Los seres humanos tenemos nombres para referirnos a las «unidades de materia»: una piedra, un árbol, un león, Juan el carnicero. Es un truco lingüístico que utilizamos para simplificar la realidad, a pesar de que la realidad sea cambiante, ya que Juan no es el mismo ahora que tiene 43 años que cuando tenía 10, o el árbol no tiene el mísmo número de hojas que hace unos días. Incluso la piedra, de forma más imperceptible, no es la misma debido a la erosión. Pero claro, no es práctico cambiar todo el rato de nombre a las cosas, así que normalmente mantenemos el nombre para esas «unidades materiales» (no siempre, a Juan segúramente le llamaban «Juanito» cuando era pequeño).

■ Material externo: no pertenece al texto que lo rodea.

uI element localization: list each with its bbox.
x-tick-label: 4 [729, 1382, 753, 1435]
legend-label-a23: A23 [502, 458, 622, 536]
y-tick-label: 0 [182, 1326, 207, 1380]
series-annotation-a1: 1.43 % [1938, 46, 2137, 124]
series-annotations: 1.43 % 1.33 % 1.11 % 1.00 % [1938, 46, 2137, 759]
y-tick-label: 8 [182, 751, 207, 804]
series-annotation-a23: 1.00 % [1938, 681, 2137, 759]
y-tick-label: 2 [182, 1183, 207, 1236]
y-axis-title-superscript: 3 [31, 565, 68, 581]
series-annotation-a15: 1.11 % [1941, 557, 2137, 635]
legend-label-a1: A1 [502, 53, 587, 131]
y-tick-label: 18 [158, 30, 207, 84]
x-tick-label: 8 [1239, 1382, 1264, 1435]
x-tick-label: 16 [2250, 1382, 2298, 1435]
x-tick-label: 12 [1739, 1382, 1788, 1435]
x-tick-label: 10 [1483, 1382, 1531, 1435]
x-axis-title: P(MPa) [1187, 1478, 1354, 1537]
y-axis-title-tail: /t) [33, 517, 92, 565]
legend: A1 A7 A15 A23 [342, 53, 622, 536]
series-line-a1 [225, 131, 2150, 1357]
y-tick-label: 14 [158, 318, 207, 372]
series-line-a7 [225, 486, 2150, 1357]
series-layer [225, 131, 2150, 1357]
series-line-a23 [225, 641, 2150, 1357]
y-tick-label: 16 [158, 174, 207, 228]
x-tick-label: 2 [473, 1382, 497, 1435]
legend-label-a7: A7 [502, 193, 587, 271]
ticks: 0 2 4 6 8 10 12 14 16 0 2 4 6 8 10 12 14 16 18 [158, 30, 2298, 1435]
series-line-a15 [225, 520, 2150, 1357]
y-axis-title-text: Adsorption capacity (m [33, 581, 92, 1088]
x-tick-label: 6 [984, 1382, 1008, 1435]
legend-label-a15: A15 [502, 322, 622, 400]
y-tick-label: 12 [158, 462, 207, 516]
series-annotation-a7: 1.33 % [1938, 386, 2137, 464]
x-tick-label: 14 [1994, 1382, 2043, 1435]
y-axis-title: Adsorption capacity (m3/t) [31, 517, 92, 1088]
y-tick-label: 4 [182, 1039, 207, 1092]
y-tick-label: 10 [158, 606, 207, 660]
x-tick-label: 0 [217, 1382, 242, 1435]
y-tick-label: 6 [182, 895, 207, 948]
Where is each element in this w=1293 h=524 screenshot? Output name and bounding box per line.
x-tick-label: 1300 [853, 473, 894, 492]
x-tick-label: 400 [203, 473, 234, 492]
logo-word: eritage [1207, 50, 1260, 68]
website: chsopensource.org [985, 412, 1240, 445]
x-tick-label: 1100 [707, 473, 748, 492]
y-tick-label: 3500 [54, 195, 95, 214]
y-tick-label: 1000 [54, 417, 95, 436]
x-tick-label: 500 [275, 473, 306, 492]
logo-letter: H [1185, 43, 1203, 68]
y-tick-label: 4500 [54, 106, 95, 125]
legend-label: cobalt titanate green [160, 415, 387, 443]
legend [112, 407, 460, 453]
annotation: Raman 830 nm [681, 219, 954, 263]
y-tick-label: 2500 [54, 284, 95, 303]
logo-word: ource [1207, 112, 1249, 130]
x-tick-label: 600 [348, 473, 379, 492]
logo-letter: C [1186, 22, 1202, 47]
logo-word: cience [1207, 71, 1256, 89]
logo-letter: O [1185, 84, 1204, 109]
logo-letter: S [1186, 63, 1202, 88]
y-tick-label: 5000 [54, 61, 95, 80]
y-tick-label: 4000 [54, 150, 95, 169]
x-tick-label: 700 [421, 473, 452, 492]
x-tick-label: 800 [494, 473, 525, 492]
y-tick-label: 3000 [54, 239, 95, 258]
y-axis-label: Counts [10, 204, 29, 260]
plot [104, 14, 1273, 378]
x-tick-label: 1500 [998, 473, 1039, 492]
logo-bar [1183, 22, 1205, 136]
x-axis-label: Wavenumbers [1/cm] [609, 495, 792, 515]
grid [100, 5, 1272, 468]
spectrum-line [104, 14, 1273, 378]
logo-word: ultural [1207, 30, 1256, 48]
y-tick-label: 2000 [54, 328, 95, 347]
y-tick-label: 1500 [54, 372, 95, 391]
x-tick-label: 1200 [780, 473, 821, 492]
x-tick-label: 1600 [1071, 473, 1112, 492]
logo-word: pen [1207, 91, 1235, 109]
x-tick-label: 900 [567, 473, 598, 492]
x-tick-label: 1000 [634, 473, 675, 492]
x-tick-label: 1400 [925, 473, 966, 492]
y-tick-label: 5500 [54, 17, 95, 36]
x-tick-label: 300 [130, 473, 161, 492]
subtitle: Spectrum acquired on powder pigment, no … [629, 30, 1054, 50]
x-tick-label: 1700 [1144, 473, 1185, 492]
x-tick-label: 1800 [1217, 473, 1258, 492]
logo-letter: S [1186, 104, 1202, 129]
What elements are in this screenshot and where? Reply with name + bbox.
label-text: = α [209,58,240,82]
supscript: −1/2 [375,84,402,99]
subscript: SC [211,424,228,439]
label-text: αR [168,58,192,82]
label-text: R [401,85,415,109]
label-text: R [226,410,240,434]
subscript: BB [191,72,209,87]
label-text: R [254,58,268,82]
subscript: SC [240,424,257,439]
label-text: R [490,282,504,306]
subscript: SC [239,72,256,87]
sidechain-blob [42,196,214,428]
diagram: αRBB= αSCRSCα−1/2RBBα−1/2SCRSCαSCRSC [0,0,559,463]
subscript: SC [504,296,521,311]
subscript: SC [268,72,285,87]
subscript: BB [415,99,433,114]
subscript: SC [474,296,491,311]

El filósofo Alfred North Whitehead, profesor de Bertrand Rusell, propuso que la realidad no hay que entenderla como un conjunto de unidades materiales sino de procesos, de interacciones. Nada permanece igual, el cambio es fundamental e ineludible, todas las cosas fluyen, la realidad tiene que ser entendidad como una serie de procesos dinámicos, nunca estáticos.
Pero la simplicación que se necesita para nombrar a las cosas es un obstáculo para entender la importancia del cambio y produce un «espejismo de estabilidad» que nos puede confundir.